This Week in Music, May 21, 2013: Techno trousers shed by Daft Punk Page 3

Stones Hurricane

The Rolling Stones: Crossfire Hurricane

Documentary film (Eagle Vision; tour dates)
Photo courtesy of ABKCO

Marking the Rolling Stones’ 50th anniversary, this band-overseen, 2-hour-plus doc features new off-camera interviews with Mick Jagger, Keith Richards, Bill Wyman, Charlie Watts, Mick Taylor, and Ron Wood. Their words (along with archival comments from the late Brian Jones) provide the narrative for the footage, which, as specified by the film’s original tagline, focuses on “The Rise of the Stones” through the 1960s and into the ’70s. Among the extras are live performances from 1964 and ’65.

Primus Cheese

Primus: Sailing the Seas of Cheese — Deluxe Edition

Reissue (UMe; tour dates)
Photo by Jay Blakesberg

A restoration of Primus’s 1991 album, available on CD+DVD (now) or CD+Blu-ray (coming June 18). Each has a new stereo mix (by Les Claypool) on the CD and a 5.1 surround mix (by Claypool and Josh Mills) on the other disc. Extras: three previously unreleased bonus tracks, four “visualizer” video streams, unpublished photos from the band’s archive, and new liner notes by Greg Prato. For Mike Mettler’s review of the Dolby TrueHD 5.1 mix on the Blu-ray version, click here.

Captain Beyond live

Captain Beyond: Live in Texas, October 6, 1973

Archival release (Purple Pyramid/Cleopatra)

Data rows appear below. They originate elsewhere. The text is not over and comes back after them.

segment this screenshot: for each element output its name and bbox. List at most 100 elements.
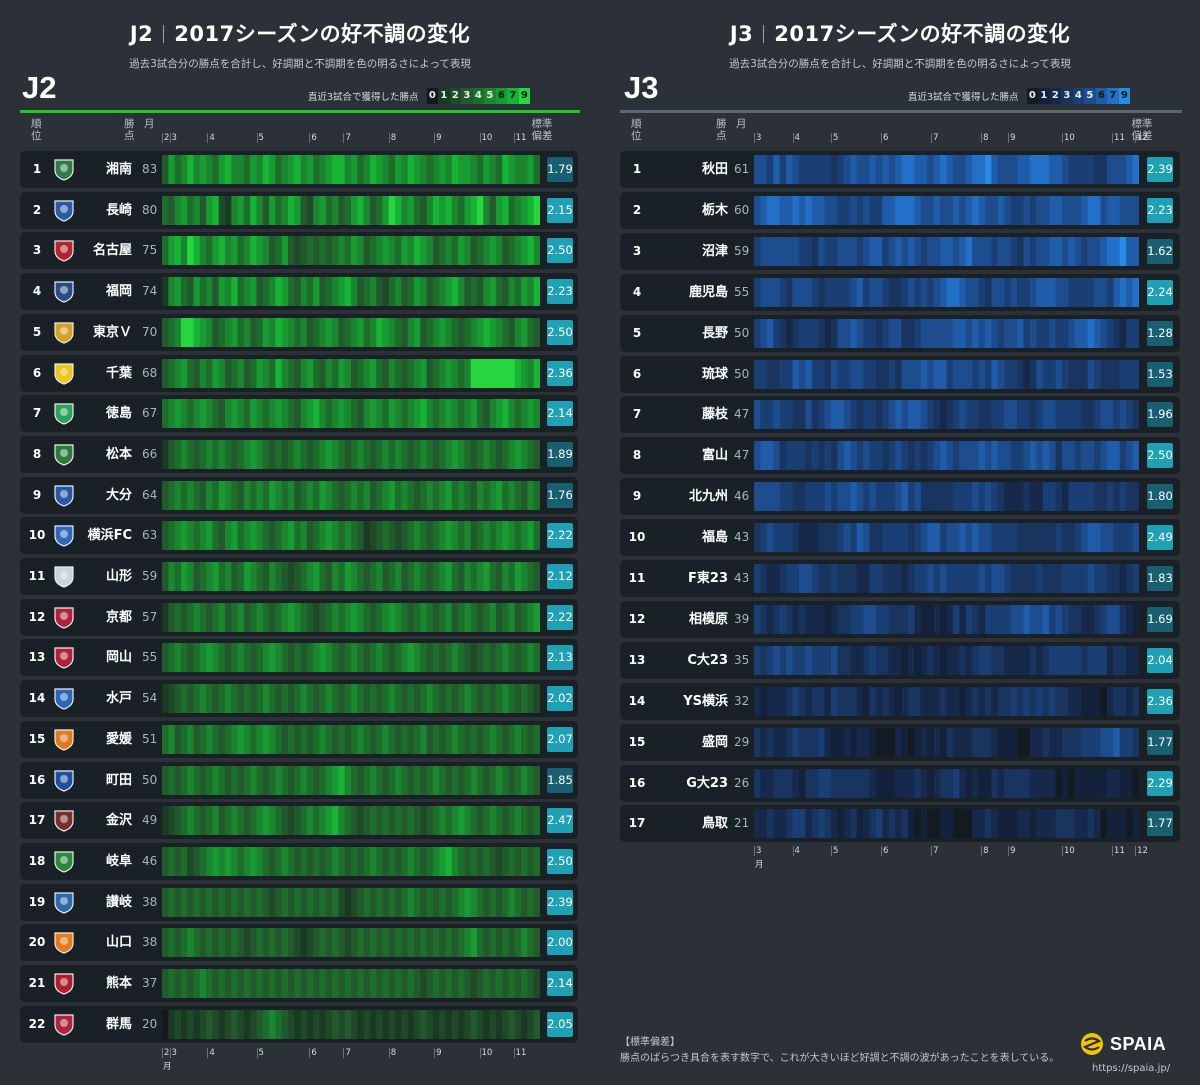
std-dev-value: 2.49 xyxy=(1147,525,1173,551)
form-heatmap-bar xyxy=(754,195,1139,225)
team-rank: 1 xyxy=(32,162,42,176)
form-heatmap-bar xyxy=(754,400,1139,430)
team-points: 64 xyxy=(142,487,158,502)
month-tick xyxy=(309,133,311,143)
chart-subtitle: 過去3試合分の勝点を合計し、好調期と不調期を色の明るさによって表現 xyxy=(129,58,471,70)
month-label: 2 xyxy=(164,133,170,143)
team-row: 21 熊本 37 2.14 xyxy=(20,965,578,1002)
team-rank: 6 xyxy=(32,365,42,380)
team-rank: 17 xyxy=(28,813,46,828)
header-sd: 標準偏差 xyxy=(1131,118,1153,142)
team-emblem-icon xyxy=(52,483,76,507)
title-separator xyxy=(163,25,165,43)
team-name: 沼津 xyxy=(701,243,728,259)
team-name: 町田 xyxy=(105,772,132,788)
team-points: 35 xyxy=(734,652,750,667)
legend-swatch: 5 xyxy=(484,88,496,104)
team-row: 7 藤枝 47 1.96 xyxy=(620,396,1180,434)
form-heatmap-bar xyxy=(754,482,1139,512)
month-tick xyxy=(754,846,755,856)
form-heatmap-bar xyxy=(162,358,540,388)
month-tick xyxy=(513,1048,515,1058)
team-name: 岡山 xyxy=(105,650,132,666)
month-tick xyxy=(792,846,794,856)
month-tick xyxy=(1112,133,1114,143)
team-rank: 11 xyxy=(28,569,46,583)
team-points: 68 xyxy=(142,365,158,380)
team-points: 50 xyxy=(142,772,158,787)
std-dev-value: 1.77 xyxy=(1147,729,1173,755)
team-row: 8 松本 66 1.89 xyxy=(20,435,578,473)
team-name: G大23 xyxy=(686,775,728,791)
team-row: 14 水戸 54 2.02 xyxy=(20,680,578,718)
form-heatmap-bar xyxy=(162,562,540,591)
month-label: 10 xyxy=(481,133,493,143)
std-dev-value: 1.28 xyxy=(1147,320,1173,346)
team-rank: 3 xyxy=(32,243,42,258)
std-dev-value: 2.12 xyxy=(547,564,573,589)
team-rank: 14 xyxy=(28,691,46,706)
team-points: 47 xyxy=(734,448,750,463)
legend-swatch: 1 xyxy=(1038,88,1050,104)
month-label: 4 xyxy=(794,133,800,143)
team-points: 46 xyxy=(734,489,750,504)
sd-note-text: 勝点のばらつき具合を表す数字で、これが大きいほど好調と不調の波があったことを表し… xyxy=(620,1053,1060,1064)
team-rank: 11 xyxy=(628,571,646,585)
team-name: 長崎 xyxy=(105,202,132,218)
form-heatmap-bar xyxy=(754,236,1139,266)
form-heatmap-bar xyxy=(162,236,540,266)
form-heatmap-bar xyxy=(754,523,1139,553)
std-dev-value: 1.89 xyxy=(547,441,573,467)
std-dev-value: 1.85 xyxy=(547,767,573,793)
team-name: 鹿児島 xyxy=(688,284,728,300)
month-label: 4 xyxy=(794,846,800,856)
std-dev-value: 2.24 xyxy=(1147,279,1173,305)
month-tick xyxy=(169,1048,171,1058)
legend-swatch: 7 xyxy=(507,88,519,104)
month-label: 4 xyxy=(209,1048,215,1058)
month-label: 7 xyxy=(345,133,351,143)
team-row: 9 大分 64 1.76 xyxy=(20,476,578,514)
form-heatmap-bar xyxy=(162,928,540,958)
form-heatmap-bar xyxy=(754,564,1139,593)
std-dev-value: 1.69 xyxy=(1147,606,1173,632)
team-name: 徳島 xyxy=(105,406,132,422)
j2-panel: J2 2017シーズンの好不調の変化 過去3試合分の勝点を合計し、好調期と不調期を色… xyxy=(20,22,580,1072)
team-points: 50 xyxy=(734,325,750,340)
team-emblem-icon xyxy=(52,198,76,222)
chart-subtitle: 過去3試合分の勝点を合計し、好調期と不調期を色の明るさによって表現 xyxy=(729,58,1071,70)
month-label: 9 xyxy=(436,133,442,143)
team-name: 讃岐 xyxy=(105,894,132,910)
team-rank: 15 xyxy=(628,734,646,749)
team-points: 47 xyxy=(734,407,750,422)
team-name: 横浜FC xyxy=(87,528,132,544)
team-name: 富山 xyxy=(701,448,728,464)
team-name: F東23 xyxy=(688,571,728,586)
std-dev-value: 1.96 xyxy=(1147,402,1173,428)
team-rank: 1 xyxy=(632,162,642,176)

The original lineup of this truly legendary band: vocalist Rod Evans (the original singer for Deep Purple), guitarist Larry “Rhino” Reinhardt and bassist Lee Dorman (both from Iron Butterfly), and drummer Bobby Caldwell (who played for the group known as Johnny Winter And). In 1972, they released their self-titled debut; it was (and still is) one of rock’s absolutely perfect albums. Back then, Captain Beyond’s idea of “rock” was art, progressive, hard, heavy, space — sometimes individually, sometimes all at once.

The follow-up, 1973’s Sufficiently Breathless, was significantly weaker, owing to the departure of Caldwell. Because he was replaced as a percussionist by drummer Marty Rodriguez and conga/timbale player Guille Garcia, the band took a lighter, often Latin path. Even more important, though, was the loss of Caldwell as a writer, for it was he (primarily) and Evans — not Reinhardt and Dorman — who composed the entire debut. Taking over the pen on Breathless, Dorman simply wasn’t up to the task.

Which is all a preamble to the fact that, later in 1973, the foursome of Evans, Reinhardt, Dorman, and Caldwell reunited for a tour — from which Live in Texas is taken. Alas, fans looking for a revelation won’t find it here, since this seems to be the same recording that has appeared previously as Far Beyond a Distant Sun and Frozen Over Live. A sticker says this new version is an “Official Bootleg,” but the emphasis remains squarely on “bootleg”: The sonics are still poor, with distortion, dropouts, disappearing instruments, and an echoing, wandering soundstage. The sticker further warns that this album is “For Dedicated Fans Only!” If you’re one, you might enjoy the impressive guitar and drum solos, as well as the dominance of material from the debut, but it’s a chore to listen through the murk.

In his decent liner notes, Dave Thompson reveals that there’s a “vast archive of unreleased live material that the original band left behind.” Hopefully, at least some of it is in better shape than Live from Texas. Meanwhile, if you’re eager for some genuinely riveting (and better recorded) segments of Captain Beyond in concert, go to YouTube for Part 1 and Part 2 of a 1972 performance.

P.S. Both Reinhardt and Dorman died last year.